Начало не понравилось Игнатовичу, он хмуро ухмыльнулся: мол, давай городи дальше.
— Всю свою сознательную жизнь я стараюсь утвердиться как художник. Черт его знает, может быть, потуги мои напрасны. Правда, кое-что я сделал, стоящее внимания, но меня все время заносило... прямо тянуло... в колею административную, чиновничью...
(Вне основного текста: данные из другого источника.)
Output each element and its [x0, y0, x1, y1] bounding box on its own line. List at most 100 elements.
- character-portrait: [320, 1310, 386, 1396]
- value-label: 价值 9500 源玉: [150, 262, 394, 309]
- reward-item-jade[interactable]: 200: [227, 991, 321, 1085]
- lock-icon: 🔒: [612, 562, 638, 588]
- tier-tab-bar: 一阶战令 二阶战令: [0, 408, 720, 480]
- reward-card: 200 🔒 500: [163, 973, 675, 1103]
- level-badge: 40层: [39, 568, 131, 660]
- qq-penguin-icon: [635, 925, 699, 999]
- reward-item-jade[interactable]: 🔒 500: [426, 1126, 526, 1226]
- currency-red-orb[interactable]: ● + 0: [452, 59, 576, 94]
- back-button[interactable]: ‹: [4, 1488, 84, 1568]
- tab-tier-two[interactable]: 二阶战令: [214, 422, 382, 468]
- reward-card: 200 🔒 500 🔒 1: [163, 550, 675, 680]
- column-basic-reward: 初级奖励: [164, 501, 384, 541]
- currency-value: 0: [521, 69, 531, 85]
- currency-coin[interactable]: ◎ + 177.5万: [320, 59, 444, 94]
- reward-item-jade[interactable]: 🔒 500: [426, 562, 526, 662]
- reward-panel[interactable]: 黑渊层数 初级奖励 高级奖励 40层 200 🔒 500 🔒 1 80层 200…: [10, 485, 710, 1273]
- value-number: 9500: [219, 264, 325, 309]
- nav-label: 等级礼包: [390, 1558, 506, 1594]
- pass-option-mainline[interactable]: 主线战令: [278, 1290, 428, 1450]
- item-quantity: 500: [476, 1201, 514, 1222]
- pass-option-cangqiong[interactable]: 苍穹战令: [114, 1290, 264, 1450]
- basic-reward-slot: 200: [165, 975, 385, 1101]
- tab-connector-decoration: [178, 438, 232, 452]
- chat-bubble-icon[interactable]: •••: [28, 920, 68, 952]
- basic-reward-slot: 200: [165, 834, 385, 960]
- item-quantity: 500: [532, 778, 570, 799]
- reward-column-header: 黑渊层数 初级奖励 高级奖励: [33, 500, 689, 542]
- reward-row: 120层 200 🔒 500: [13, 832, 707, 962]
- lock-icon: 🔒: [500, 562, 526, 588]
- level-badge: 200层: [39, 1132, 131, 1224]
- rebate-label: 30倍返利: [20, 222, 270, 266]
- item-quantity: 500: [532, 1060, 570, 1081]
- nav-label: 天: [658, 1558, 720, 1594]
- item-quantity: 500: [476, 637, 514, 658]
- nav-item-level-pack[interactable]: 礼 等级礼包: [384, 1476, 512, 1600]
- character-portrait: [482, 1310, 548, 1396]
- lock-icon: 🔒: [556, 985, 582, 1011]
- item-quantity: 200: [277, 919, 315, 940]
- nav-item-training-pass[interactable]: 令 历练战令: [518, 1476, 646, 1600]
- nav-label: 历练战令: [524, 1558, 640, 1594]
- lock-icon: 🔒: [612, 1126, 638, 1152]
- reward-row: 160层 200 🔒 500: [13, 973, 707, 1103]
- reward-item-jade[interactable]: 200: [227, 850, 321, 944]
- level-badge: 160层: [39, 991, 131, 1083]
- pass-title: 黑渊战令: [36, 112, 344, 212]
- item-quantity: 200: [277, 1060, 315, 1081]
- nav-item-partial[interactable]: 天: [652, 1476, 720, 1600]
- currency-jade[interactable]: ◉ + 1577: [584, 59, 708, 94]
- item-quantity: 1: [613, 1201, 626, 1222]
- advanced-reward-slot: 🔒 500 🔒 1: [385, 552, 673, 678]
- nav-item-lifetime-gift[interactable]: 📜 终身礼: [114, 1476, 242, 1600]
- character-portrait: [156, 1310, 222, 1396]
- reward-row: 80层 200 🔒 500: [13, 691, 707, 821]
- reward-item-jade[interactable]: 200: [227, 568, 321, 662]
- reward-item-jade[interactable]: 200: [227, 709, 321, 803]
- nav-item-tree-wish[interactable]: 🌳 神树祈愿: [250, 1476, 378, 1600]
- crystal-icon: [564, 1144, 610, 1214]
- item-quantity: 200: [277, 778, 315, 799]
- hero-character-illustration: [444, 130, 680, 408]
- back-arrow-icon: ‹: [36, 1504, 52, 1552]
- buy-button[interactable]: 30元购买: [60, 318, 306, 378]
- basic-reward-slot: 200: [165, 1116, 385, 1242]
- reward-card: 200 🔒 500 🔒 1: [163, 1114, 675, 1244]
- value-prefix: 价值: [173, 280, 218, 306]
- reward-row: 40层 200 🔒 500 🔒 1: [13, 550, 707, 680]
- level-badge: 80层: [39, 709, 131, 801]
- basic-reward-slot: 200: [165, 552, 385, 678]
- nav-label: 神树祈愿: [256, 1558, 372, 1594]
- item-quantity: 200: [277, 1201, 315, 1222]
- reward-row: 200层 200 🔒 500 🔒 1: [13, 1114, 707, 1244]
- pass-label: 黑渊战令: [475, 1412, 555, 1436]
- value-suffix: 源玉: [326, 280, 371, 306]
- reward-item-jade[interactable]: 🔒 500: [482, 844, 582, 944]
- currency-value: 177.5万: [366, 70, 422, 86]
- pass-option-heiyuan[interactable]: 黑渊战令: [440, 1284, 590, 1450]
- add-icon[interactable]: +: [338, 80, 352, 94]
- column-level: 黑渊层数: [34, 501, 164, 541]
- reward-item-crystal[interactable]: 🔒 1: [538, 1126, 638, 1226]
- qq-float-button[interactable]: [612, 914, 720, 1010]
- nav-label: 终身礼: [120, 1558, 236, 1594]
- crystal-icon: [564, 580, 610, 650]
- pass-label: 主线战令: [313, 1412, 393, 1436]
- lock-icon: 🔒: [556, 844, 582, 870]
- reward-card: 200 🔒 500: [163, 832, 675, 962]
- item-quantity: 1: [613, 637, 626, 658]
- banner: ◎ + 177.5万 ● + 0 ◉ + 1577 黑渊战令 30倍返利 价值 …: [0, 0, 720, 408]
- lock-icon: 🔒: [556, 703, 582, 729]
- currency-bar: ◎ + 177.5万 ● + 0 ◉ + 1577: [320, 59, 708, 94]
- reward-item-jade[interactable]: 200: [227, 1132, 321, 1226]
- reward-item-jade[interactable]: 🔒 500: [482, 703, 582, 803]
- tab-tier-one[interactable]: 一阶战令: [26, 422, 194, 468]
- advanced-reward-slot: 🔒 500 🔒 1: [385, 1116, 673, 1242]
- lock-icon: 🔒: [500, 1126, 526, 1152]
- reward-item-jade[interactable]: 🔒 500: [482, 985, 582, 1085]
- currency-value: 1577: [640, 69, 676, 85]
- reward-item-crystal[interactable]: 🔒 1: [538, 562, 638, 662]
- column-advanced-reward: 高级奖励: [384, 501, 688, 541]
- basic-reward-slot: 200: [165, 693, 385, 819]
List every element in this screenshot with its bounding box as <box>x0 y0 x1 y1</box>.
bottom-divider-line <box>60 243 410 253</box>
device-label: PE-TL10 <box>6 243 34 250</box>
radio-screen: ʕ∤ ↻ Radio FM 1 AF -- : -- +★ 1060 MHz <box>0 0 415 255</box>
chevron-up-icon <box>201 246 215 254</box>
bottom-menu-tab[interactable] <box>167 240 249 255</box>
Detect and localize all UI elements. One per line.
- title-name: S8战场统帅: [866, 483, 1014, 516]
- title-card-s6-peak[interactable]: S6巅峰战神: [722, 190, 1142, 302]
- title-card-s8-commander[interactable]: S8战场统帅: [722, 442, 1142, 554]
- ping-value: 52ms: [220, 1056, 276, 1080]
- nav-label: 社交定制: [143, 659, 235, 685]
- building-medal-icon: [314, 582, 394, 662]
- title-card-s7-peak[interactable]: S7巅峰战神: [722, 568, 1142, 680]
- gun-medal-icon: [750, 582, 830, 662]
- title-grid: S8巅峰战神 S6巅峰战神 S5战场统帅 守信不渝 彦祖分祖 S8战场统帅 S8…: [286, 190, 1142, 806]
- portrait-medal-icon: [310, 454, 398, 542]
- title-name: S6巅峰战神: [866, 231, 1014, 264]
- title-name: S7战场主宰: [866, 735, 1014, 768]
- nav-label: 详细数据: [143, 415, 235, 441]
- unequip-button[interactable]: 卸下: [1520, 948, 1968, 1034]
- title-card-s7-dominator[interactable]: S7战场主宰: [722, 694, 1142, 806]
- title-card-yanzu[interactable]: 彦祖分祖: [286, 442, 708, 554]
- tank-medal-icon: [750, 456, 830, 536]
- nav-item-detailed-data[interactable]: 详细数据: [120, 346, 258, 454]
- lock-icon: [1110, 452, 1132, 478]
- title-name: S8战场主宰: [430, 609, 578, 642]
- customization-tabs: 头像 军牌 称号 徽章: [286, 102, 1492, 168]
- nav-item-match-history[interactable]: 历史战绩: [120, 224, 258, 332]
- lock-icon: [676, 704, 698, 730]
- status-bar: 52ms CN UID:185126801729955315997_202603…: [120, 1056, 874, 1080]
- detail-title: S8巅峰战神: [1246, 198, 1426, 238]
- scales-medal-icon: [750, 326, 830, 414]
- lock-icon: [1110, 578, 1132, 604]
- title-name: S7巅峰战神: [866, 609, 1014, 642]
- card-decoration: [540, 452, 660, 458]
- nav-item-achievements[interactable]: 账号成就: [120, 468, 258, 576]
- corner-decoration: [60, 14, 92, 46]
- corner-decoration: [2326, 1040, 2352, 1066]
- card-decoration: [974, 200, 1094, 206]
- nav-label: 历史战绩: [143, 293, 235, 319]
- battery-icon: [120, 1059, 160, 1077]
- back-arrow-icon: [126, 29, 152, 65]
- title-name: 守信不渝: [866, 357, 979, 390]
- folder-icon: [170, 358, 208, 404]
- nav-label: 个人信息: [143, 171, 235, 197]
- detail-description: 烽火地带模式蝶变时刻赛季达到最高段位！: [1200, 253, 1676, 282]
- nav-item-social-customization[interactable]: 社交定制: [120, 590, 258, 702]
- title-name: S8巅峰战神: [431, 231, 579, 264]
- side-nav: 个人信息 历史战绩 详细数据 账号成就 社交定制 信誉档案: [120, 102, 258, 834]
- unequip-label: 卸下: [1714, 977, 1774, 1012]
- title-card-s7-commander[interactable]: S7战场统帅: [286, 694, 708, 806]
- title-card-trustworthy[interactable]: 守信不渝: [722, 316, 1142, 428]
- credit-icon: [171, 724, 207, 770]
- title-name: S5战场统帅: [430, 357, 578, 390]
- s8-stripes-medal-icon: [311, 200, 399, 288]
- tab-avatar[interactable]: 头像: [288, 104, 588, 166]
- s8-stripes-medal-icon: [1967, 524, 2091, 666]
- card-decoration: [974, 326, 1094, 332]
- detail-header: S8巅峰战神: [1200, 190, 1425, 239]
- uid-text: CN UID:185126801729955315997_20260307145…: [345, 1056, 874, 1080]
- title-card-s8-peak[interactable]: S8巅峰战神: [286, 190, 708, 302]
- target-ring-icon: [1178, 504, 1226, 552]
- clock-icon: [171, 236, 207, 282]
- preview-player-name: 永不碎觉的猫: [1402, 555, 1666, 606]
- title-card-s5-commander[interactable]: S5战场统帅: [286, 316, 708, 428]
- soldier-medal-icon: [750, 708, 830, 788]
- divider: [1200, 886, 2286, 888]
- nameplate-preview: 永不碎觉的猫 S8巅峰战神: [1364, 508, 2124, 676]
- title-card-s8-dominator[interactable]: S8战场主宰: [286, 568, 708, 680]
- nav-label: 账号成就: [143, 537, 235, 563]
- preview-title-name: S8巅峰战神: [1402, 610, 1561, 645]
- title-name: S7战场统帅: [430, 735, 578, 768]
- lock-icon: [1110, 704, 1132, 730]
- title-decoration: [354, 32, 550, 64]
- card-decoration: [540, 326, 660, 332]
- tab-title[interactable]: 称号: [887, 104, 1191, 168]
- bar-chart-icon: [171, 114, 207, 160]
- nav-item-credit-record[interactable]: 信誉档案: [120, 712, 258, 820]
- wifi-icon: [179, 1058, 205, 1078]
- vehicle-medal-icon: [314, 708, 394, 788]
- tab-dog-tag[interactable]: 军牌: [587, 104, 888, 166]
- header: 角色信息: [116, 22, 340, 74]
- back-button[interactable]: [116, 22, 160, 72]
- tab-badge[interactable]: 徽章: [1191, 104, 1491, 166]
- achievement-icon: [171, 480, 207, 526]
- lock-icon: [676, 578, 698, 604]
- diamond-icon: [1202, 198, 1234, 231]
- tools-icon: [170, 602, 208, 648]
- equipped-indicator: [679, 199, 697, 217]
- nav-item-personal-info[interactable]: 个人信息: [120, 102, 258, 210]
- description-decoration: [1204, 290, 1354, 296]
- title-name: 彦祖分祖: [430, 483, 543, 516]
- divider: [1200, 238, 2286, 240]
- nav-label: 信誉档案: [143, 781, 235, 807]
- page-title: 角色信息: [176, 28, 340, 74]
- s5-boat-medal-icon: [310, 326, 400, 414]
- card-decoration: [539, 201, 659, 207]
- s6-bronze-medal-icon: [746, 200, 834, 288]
— Думаю, что это разные вещи, — сказал Игнатович.
— Может, и разные, но я со страхом замечаю, что я часто думаю как чиновник, а не как художник. Даже не думаю, чувствую, вот что страшно. Чиновник не всегда тот, кто становится формалистом и бюрократом в своей деятельности. Таким я, кажется, еще не стал. Чиновник тот, у кого появляются... опять повторяю... даже не мысли, мыслей он боится, как черт ладана, а переживания, эмоции мещанина. Вот это, скажу тебе откровенно, меня испугало. Конкретно? На собраниях избирают президиум, а у меня уже учащается пульс: выберут или не выберут?
Игнатович улыбнулся так, как улыбнулся бы наивному детскому признанию.
— А не выберут — ночь не сплю. Где уж тут думать о высоком искусстве.
— Не обожествляй своего брата. Любой художник в первую очередь человек. Если б он не знал человеческих эмоций, как бы он творил? Поставь на свое место драматурга.
— Эмоции надо знать. Но не согласен, что лишь они возвышают художника. А вот еще. Еду в Минск, в Москву... Сколько тут езды? В тамбуре можно доехать. Нет, дай мне мягкий вагон. Но таких, как я, много, очень много. Все стали богатые, и все хотят в мягком. А всем не хватает. И я бегу к дежурному, к начальнику вокзала, показываю все свои книжечки, выкладываю все свои заслуги перед народом. Я им, чертям, дом строил, а они мне мягкого места не дают... Не место нужно — признание...
Игнатович опять нахмурился и, показалось Максиму, хотел перебить.
— Или вот такой факт. Ты ездишь на «Волге», да еще на новой, с казенным шофером, а я на своем разбитом «Москвиче». Разве не завидно? Завидно. Опять не сплю и думаю, где бы мне раздобыть денег на новую машину. Деньги могу найти, но найду ли новое в архитектуре?
— Да, явные черты обывательской психологии, — протянул Игнатович и резко встал, взял стакан, пошел к сифону.
— А о чем же я говорю! Выкладываю свои грехи, как на исповеди. Но как ударить по такой психологии? Кто человеку поможет, если он сам не одумается, не спохватится?